The problem of executive power in the economic field is not of recent origin; it is at least as old as the debates on tariff policy during the early years of the nation. Under the federal constitution, the major power in economic and industrial matters is obviously vested in Congress under the "commerce clause." However, the executive branch of government has always played a large role in this area either through legislative delegation of power or through the exercise of "inherent" or emergency powers in times of national crisis. The two world wars of our century vastly increased executive authority. Both wars were fought as much on the production front as on the military, with the result that the traditional war powers of the president were progressively intermingled with emergency powers in industrial relations and wageprice developments. Some of the latter powers were abandoned or revoked at the end of military hostilities; others were continued in force and were temporarily or periodically extended. International and domestic developments after the second World War presented the problem of executive power in a new perspective. The abandonment of isolation involved the United

States increasingly in international commitments of both a military and economic character, thereby strengthening and modifying the traditional authority of the president in international relations. The development of the cold war posed the baffling question of the extent to which presidential war powers and powers in war-like emergencies were applicable to a struggle fraught with all the strains of belligerence except direct military action. In addition, the gradual shift of cold war emphasis from military to economic competition tended to confuse even further the lines between war powers, authority in international relations, and economic emergency powers. Congress, it is true, has discouraged such a confusion and has maintained "peacetime" standards by insisting on congressional regulation of commerce and industry even to the extent of specifying emergency procedures which the president is to use in case of economic crisis or critical labor disputes. However, the legislative delegation of emergency powers frequently leaves to the president considerable discretion in the exercise and application of the delegated authority. Moreover, a slight “warming-up" of the cold war, or simply an intensification of international economic competition, is bound to bring forth assertions of nonstatutory emergency powers of the executive branch. One should also keep in mind that the described international developments coincide with far-reaching domestic changes in industrial relations such as automation and dislocation of manpower.

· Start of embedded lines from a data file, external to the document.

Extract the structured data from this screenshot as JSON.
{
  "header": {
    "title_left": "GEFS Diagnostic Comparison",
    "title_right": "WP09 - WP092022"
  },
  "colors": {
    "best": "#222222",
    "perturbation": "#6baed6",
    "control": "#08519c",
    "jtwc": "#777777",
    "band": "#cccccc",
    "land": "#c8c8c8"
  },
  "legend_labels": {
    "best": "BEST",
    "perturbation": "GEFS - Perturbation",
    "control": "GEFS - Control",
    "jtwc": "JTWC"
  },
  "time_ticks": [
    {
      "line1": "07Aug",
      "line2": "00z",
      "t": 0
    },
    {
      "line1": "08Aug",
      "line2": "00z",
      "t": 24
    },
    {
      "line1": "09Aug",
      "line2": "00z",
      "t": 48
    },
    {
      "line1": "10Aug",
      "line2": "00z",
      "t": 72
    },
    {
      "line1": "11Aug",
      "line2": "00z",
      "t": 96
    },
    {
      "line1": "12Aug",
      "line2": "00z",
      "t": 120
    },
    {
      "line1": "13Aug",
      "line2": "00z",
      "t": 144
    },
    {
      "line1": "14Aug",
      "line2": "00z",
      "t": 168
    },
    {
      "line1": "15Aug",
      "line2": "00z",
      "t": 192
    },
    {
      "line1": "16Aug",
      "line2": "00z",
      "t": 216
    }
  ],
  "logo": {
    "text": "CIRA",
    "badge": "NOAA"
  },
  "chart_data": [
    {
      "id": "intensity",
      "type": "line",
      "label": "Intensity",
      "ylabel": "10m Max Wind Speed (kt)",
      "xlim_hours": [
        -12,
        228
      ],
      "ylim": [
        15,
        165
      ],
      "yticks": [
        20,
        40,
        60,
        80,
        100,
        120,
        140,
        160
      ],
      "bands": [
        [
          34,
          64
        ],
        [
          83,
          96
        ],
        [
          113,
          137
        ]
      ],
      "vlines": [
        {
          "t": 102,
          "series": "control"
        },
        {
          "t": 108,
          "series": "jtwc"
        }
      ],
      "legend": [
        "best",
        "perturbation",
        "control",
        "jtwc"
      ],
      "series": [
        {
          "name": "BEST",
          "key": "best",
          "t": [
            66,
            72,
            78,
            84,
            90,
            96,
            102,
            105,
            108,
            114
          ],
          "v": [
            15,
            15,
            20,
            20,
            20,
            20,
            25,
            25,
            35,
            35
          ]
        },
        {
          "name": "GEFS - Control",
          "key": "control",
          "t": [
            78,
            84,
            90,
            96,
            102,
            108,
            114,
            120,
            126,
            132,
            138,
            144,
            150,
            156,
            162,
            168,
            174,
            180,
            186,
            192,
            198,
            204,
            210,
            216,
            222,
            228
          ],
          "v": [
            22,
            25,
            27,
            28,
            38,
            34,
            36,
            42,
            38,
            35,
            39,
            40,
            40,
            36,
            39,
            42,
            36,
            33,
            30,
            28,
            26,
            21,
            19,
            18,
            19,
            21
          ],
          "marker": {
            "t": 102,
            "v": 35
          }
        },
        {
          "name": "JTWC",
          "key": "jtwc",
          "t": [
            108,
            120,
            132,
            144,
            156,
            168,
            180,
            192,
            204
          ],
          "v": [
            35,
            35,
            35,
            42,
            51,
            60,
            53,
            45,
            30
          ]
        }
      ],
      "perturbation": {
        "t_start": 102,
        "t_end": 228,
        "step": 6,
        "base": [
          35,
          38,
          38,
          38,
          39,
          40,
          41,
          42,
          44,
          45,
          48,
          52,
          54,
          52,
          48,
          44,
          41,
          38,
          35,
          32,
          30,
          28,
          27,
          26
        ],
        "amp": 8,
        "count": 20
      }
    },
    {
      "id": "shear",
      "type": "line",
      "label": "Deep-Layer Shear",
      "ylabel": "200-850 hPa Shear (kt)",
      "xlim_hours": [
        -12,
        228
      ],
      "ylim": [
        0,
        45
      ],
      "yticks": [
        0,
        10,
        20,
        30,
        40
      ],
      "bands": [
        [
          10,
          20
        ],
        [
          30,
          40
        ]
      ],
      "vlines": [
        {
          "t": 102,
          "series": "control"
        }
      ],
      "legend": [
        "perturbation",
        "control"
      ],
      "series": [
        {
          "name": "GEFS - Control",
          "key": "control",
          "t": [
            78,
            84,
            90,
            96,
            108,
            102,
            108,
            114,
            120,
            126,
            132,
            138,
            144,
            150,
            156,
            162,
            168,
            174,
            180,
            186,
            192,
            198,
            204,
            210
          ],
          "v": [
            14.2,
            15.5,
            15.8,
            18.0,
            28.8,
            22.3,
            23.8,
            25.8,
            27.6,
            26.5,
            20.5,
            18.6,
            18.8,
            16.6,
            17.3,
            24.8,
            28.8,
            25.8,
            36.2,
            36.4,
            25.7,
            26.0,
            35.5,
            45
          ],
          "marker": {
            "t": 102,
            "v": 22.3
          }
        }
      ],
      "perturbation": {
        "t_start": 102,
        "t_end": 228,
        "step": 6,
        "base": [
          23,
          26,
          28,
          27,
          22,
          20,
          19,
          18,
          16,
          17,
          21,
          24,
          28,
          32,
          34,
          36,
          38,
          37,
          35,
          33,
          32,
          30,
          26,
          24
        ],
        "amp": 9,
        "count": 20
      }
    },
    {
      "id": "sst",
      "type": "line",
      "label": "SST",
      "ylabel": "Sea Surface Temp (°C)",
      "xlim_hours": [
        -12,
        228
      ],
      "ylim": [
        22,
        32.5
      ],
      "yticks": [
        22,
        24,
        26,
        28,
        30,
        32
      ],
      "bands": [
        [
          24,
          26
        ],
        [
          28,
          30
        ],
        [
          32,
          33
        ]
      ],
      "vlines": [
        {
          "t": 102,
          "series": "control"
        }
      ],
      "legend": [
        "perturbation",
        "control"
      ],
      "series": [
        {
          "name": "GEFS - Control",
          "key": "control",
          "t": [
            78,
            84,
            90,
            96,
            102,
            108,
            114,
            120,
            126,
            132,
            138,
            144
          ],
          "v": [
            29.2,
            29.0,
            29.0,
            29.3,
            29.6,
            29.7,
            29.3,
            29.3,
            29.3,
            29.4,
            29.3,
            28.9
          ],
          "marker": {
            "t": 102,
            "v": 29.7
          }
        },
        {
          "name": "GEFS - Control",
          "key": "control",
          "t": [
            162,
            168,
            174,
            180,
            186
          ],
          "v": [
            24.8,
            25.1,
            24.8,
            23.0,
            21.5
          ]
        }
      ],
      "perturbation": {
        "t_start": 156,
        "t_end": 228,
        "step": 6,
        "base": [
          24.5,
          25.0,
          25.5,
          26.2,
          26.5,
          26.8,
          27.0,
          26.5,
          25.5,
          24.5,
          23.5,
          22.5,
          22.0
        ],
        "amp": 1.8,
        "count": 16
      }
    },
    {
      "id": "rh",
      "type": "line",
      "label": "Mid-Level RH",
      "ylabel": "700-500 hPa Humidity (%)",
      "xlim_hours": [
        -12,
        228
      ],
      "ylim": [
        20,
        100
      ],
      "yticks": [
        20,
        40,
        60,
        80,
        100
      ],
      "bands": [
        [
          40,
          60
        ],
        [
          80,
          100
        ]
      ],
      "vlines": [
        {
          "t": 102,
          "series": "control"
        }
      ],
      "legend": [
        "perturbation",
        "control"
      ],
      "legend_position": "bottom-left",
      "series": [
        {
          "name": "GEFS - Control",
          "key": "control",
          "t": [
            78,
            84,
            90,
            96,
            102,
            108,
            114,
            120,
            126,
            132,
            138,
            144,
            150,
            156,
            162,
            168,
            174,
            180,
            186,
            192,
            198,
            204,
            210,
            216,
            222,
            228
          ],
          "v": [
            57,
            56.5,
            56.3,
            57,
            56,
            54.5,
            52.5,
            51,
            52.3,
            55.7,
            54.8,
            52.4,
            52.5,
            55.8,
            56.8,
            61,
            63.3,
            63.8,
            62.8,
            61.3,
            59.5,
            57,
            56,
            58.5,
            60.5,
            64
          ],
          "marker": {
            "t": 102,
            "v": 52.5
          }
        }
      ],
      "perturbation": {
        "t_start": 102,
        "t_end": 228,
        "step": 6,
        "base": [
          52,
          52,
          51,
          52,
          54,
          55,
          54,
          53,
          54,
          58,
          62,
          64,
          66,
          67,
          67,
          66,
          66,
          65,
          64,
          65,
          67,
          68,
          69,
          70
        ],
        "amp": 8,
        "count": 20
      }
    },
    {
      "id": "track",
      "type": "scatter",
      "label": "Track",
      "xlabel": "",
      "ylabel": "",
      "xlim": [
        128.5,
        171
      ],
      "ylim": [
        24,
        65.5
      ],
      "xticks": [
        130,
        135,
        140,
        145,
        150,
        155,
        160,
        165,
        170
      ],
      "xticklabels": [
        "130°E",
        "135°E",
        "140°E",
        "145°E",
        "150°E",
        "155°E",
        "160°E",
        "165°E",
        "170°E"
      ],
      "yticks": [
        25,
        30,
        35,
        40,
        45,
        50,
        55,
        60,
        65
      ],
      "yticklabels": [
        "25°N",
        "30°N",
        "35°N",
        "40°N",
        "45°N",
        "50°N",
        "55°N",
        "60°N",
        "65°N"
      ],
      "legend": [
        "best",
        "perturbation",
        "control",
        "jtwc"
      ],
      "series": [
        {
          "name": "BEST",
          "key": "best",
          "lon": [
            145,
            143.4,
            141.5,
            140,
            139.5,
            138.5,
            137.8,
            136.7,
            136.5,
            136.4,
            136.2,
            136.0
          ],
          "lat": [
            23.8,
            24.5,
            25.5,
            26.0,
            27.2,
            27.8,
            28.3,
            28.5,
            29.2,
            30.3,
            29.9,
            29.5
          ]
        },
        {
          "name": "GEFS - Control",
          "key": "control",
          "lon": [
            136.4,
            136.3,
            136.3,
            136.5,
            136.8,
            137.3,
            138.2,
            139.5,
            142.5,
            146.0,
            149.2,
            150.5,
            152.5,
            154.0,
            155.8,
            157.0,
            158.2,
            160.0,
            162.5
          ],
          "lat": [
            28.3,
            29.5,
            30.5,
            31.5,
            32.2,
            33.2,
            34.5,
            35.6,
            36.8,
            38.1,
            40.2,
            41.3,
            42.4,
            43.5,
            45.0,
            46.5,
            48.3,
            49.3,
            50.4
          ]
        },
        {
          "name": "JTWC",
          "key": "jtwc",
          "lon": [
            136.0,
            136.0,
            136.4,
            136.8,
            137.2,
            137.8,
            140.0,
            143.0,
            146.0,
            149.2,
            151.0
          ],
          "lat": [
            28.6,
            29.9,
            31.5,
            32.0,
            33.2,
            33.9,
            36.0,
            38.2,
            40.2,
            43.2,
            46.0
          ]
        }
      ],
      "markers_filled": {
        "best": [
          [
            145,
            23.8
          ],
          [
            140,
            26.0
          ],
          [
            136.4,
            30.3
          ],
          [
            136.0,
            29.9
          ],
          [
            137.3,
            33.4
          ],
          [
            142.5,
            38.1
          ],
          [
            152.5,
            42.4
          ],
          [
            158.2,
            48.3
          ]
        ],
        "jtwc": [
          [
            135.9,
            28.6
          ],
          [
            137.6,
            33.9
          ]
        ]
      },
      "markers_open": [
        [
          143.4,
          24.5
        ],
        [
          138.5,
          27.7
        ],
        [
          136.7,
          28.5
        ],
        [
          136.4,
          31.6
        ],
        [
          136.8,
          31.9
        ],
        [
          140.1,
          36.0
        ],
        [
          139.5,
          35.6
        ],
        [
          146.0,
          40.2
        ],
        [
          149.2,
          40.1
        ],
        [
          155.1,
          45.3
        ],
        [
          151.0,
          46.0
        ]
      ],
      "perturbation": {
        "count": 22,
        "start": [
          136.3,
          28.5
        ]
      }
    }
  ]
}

1. THE RECONVERSION PERIOD

The reconversion period following World War II witnessed one of the severest crises in labor-management relations in the country's history. The reasons for this crisis were manifold. More than any previous military conflict, the second World War had been an industrial war. The huge extent of the military establishment had entailed an unprecedented mobilization of industry and a vast utilization of civilian manpower. With the end of the war, more than 10 million service men and women were demobilized while at the same time workers in industries were faced with the abrupt curtailment of innumerable items of military production.2 As a

* See "Postwar Work Stoppages Caused by Labor-Management Disputes," Monthly Labor Rev., 63: 872 (December, 1946).